對於高階方程, 情況更要復雜一些, 應該如何來進行求解請讀 者思考. 對於 \(x_{0}\) 為正則奇點的高階方程, 其一般形式為
高階不要求
\[\begin{gathered} y^{(n)}+\frac{q_{n-1}(x)}{x-x_{0}} y^{(n-1)}+\frac{q_{n-2}(x)}{\left(x-x_{0}\right)^{2}} y^{(n-2)}+\cdots \\ +\frac{q_{0}(x)}{\left(x-x_{0}\right)^{n}} y=0 \end{gathered} \]

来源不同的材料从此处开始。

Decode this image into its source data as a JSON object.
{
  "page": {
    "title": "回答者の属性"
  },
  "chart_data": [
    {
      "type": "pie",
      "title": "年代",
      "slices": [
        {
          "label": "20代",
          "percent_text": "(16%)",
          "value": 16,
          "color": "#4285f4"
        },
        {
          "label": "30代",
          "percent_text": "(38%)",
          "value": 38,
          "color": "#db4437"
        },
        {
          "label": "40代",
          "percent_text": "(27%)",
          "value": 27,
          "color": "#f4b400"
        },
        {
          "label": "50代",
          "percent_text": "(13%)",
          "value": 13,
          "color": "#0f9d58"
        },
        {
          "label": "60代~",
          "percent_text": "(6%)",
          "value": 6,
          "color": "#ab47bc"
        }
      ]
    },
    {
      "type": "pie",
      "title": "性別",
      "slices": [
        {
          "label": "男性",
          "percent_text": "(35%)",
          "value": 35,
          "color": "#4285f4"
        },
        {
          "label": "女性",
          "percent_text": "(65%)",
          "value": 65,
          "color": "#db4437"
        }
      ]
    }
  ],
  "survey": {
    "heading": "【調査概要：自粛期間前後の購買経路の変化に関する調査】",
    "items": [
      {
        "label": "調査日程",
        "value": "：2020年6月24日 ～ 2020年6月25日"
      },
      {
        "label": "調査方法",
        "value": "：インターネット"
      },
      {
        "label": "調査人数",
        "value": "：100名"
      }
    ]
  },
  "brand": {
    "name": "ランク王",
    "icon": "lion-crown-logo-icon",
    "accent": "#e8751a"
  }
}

式中 \(q_{0}, q_{1}, \cdots, q_{n-1}\) 在 \(x_{0}\) 鄰域內解析, 它的特征指數方程應為
\[\begin{array}{r} \alpha(\alpha-1) \cdots(\alpha-n+1)+q_{n-1}\left(x_{0}\right) \alpha(\alpha-1) \cdots(\alpha-n+2) \\ +q_{n-2}\left(x_{0}\right) \alpha(\alpha-1) \cdots(\alpha-n+3)+\cdots+q_{0}\left(x_{0}\right)=0 \end{array} \]
[ 例 4.2.3] 求 Euler 方程的解
\[x^{2} y^{\prime \prime}+p_{0} x y^{\prime}+q_{0} y=0 \]
它可以化為
\[y^{\prime \prime}+\frac{p_{0}}{x} y^{\prime}+\frac{q_{0}}{x^{2}} y=0 \]
x=0是正則奇點
它的特征方程為
\[\alpha(\alpha-1)+p_{0} \alpha+q_{0}=0 \]

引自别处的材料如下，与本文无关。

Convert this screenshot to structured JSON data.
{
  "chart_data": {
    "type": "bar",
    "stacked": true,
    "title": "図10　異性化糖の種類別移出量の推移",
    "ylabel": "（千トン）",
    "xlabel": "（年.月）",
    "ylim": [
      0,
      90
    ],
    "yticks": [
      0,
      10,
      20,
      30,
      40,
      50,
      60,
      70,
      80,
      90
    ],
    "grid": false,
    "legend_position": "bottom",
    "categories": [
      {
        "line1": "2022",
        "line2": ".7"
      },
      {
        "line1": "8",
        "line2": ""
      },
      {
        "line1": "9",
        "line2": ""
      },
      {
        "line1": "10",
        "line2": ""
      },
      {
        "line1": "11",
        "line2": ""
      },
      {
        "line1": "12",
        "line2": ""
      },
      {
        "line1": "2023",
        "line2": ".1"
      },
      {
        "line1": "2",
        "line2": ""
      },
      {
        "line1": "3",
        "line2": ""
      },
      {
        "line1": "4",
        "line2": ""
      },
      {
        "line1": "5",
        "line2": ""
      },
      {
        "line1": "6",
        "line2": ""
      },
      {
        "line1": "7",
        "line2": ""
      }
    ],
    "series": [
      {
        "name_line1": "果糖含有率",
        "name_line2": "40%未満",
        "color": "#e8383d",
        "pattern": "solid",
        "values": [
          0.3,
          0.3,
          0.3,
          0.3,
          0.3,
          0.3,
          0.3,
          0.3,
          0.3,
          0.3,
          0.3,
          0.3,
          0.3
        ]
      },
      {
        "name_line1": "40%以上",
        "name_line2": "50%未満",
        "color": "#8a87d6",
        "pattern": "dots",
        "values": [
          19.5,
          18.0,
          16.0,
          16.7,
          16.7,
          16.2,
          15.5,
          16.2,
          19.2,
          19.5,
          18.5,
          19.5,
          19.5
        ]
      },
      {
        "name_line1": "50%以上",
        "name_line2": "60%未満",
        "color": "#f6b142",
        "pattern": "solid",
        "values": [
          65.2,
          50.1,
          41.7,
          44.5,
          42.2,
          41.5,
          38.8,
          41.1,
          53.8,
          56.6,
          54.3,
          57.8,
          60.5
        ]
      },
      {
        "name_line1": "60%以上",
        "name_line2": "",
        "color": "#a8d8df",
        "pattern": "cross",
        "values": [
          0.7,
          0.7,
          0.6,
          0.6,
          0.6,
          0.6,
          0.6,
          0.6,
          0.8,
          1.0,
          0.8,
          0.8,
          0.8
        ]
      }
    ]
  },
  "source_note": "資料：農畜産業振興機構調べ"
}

特征方程\(\mathscr P(\alpha)= [\alpha(\alpha-1)+p_0\alpha+q_0]\)
當 \(\alpha_{1} \neq \alpha_{2}\) 時, 有解
\[\begin{aligned} &y_{1}=c_{1} x^{\alpha_{1}} \\ &y_{2}=c_{2} x^{\alpha_{2}} \end{aligned} \]
F型級數解\(y=\left(x-x_{0}\right)^{\alpha} \sum_{n=0}^{\infty} a_{n}\left(x-x_{0}\right)^{n}\)

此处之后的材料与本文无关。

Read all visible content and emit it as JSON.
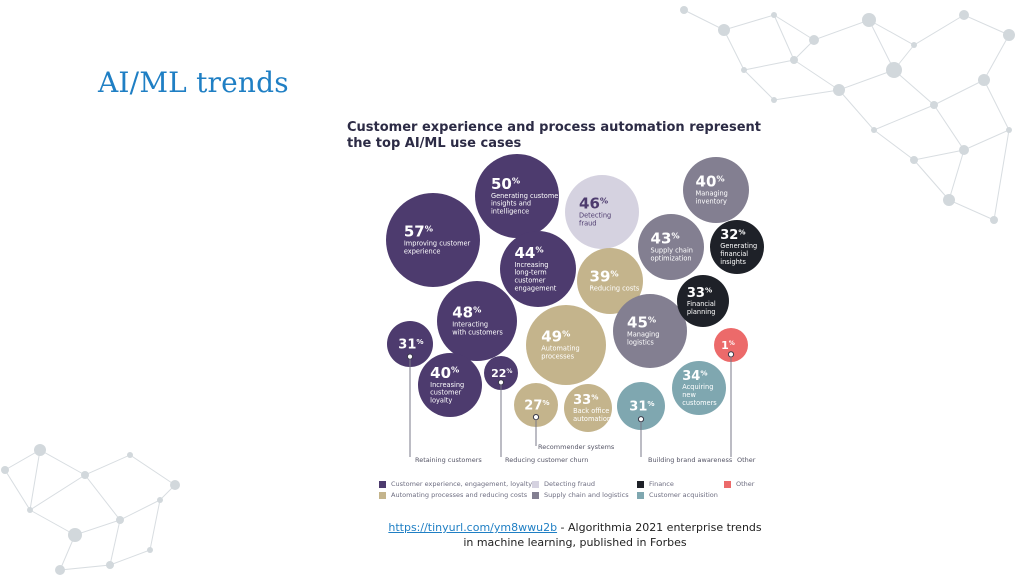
{
  "slide": {
    "title": "AI/ML trends"
  },
  "chart_title": "Customer experience and process automation represent the top AI/ML use cases",
  "colors": {
    "customer_experience": "#4d3b6e",
    "automating": "#c4b48c",
    "detecting_fraud": "#d5d2e0",
    "supply_chain": "#837f91",
    "finance": "#1e2128",
    "customer_acquisition": "#7fa7b0",
    "other": "#ec6a6a",
    "title_blue": "#1f7fc4"
  },
  "chart_data": {
    "type": "bubble",
    "title": "Customer experience and process automation represent the top AI/ML use cases",
    "value_unit": "%",
    "bubbles": [
      {
        "value": 57,
        "label": "Improving customer experience",
        "category": "customer_experience"
      },
      {
        "value": 50,
        "label": "Generating customer insights and intelligence",
        "category": "customer_experience"
      },
      {
        "value": 44,
        "label": "Increasing long-term customer engagement",
        "category": "customer_experience"
      },
      {
        "value": 48,
        "label": "Interacting with customers",
        "category": "customer_experience"
      },
      {
        "value": 31,
        "label": "",
        "category": "customer_experience",
        "callout": "Retaining customers"
      },
      {
        "value": 40,
        "label": "Increasing customer loyalty",
        "category": "customer_experience"
      },
      {
        "value": 22,
        "label": "",
        "category": "customer_experience",
        "callout": "Reducing customer churn"
      },
      {
        "value": 46,
        "label": "Detecting fraud",
        "category": "detecting_fraud"
      },
      {
        "value": 39,
        "label": "Reducing costs",
        "category": "automating"
      },
      {
        "value": 49,
        "label": "Automating processes",
        "category": "automating"
      },
      {
        "value": 27,
        "label": "",
        "category": "automating",
        "callout": "Recommender systems"
      },
      {
        "value": 33,
        "label": "Back office automation",
        "category": "automating"
      },
      {
        "value": 40,
        "label": "Managing inventory",
        "category": "supply_chain"
      },
      {
        "value": 43,
        "label": "Supply chain optimization",
        "category": "supply_chain"
      },
      {
        "value": 45,
        "label": "Managing logistics",
        "category": "supply_chain"
      },
      {
        "value": 32,
        "label": "Generating financial insights",
        "category": "finance"
      },
      {
        "value": 33,
        "label": "Financial planning",
        "category": "finance"
      },
      {
        "value": 1,
        "label": "",
        "category": "other",
        "callout": "Other"
      },
      {
        "value": 34,
        "label": "Acquiring new customers",
        "category": "customer_acquisition"
      },
      {
        "value": 31,
        "label": "",
        "category": "customer_acquisition",
        "callout": "Building brand awareness"
      }
    ],
    "legend": [
      {
        "category": "customer_experience",
        "label": "Customer experience, engagement, loyalty"
      },
      {
        "category": "detecting_fraud",
        "label": "Detecting fraud"
      },
      {
        "category": "finance",
        "label": "Finance"
      },
      {
        "category": "other",
        "label": "Other"
      },
      {
        "category": "automating",
        "label": "Automating processes and reducing costs"
      },
      {
        "category": "supply_chain",
        "label": "Supply chain and logistics"
      },
      {
        "category": "customer_acquisition",
        "label": "Customer acquisition"
      }
    ],
    "legend_position": "bottom"
  },
  "caption": {
    "link_text": "https://tinyurl.com/ym8wwu2b",
    "line1_rest": " - Algorithmia 2021 enterprise trends",
    "line2": "in machine learning, published in Forbes"
  }
}
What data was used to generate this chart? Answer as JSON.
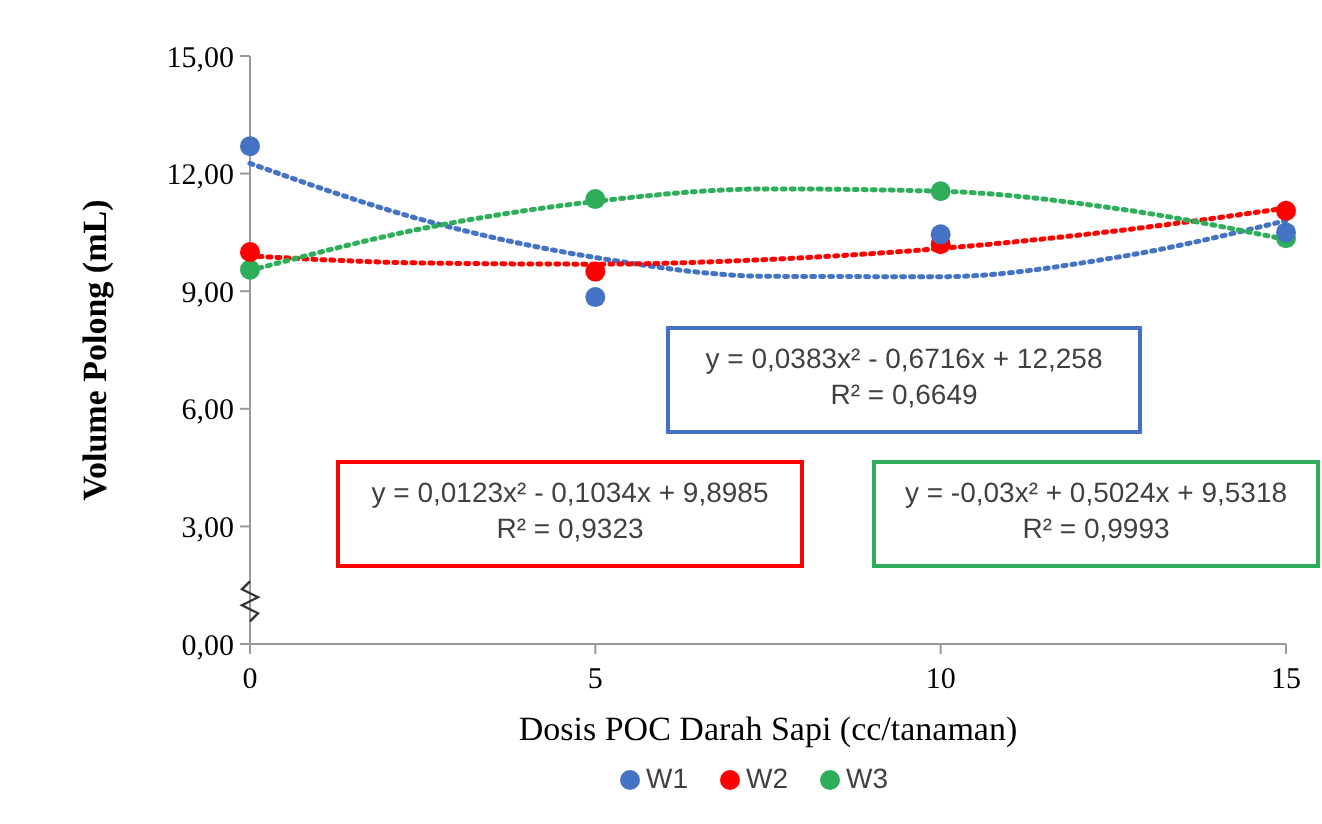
{
  "chart_data": {
    "type": "scatter",
    "xlabel": "Dosis POC Darah Sapi (cc/tanaman)",
    "ylabel": "Volume Polong (mL)",
    "x": [
      0,
      5,
      10,
      15
    ],
    "series": [
      {
        "name": "W1",
        "color": "#4472c4",
        "values": [
          12.7,
          8.85,
          10.45,
          10.5
        ]
      },
      {
        "name": "W2",
        "color": "#ff0000",
        "values": [
          10.0,
          9.5,
          10.2,
          11.05
        ]
      },
      {
        "name": "W3",
        "color": "#2eae5a",
        "values": [
          9.55,
          11.35,
          11.55,
          10.35
        ]
      },
      {
        "type": "line",
        "marker": "none",
        "color": "#4472c4",
        "line_style": "dotted",
        "x": [
          0,
          2.5,
          5,
          7.5,
          10,
          12.5,
          15
        ],
        "values": [
          12.26,
          10.82,
          9.86,
          9.38,
          9.37,
          9.85,
          10.8
        ]
      },
      {
        "type": "line",
        "marker": "none",
        "color": "#ff0000",
        "line_style": "dotted",
        "x": [
          0,
          2.5,
          5,
          7.5,
          10,
          12.5,
          15
        ],
        "values": [
          9.9,
          9.72,
          9.69,
          9.81,
          10.09,
          10.53,
          11.12
        ]
      },
      {
        "type": "line",
        "marker": "none",
        "color": "#2eae5a",
        "line_style": "dotted",
        "x": [
          0,
          2.5,
          5,
          7.5,
          10,
          12.5,
          15
        ],
        "values": [
          9.53,
          10.6,
          11.29,
          11.61,
          11.55,
          11.12,
          10.32
        ]
      }
    ],
    "xlim": [
      0,
      15
    ],
    "xticks": [
      0,
      5,
      10,
      15
    ],
    "ylim": [
      0,
      15
    ],
    "yticks": [
      {
        "value": 0,
        "label": "0,00"
      },
      {
        "value": 3,
        "label": "3,00"
      },
      {
        "value": 6,
        "label": "6,00"
      },
      {
        "value": 9,
        "label": "9,00"
      },
      {
        "value": 12,
        "label": "12,00"
      },
      {
        "value": 15,
        "label": "15,00"
      }
    ],
    "marker": "circle",
    "grid": false,
    "legend": "bottom",
    "annotations": [
      "y = 0,0383x² - 0,6716x + 12,258\nR² = 0,6649",
      "y = 0,0123x² - 0,1034x + 9,8985\nR² = 0,9323",
      "y = -0,03x² + 0,5024x + 9,5318\nR² = 0,9993"
    ]
  }
}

遞推式\(a_n(\mathscr{P}(\mathcal{n+\alpha}))=-a_k\sum_{k=0}^{n-1}(p_{n-k}(k+\alpha)+q_{n-k})\)
n=1時,\(\because p_1,q_1=0,a_1(\mathscr{P}(\mathcal{1+\alpha}))=-a_0(p_{1}\alpha+q_{1})=0,a_1=0\)
同理,\(a_2,a_3,a_{\dots}\)=0.只有a_0不是零。
當 \(\alpha_{1}=\alpha_{2}=\alpha\) 時, 有解
\[\begin{aligned} &y_{1}=c_{1} x^{\alpha} \\ &y_{2}=c_{2} x^{\alpha} \ln x \end{aligned} \]
\(y_{1}=\left(x-x_{0}\right)^{\alpha} \sum_{n=0}^{\infty} a_{n}\left(x-x_{0}\right)^{n}\)
\(y_{2}=\frac{\partial y_{1}}{\partial \alpha}=y_{1} \ln \left(x-x_{0}\right)+\left(x-x_{0}\right)^{\alpha} \sum_{n=0}^{\infty}\left(\frac{\partial a_{n}}{\partial \alpha}\right)\left(x-x_{0}\right)^{n}\)
顯然, 這是上面所討論結果的特例.
[ 例 4.2.4] 用 Frobenius 方法, 求修正的 Bessel 方程之解.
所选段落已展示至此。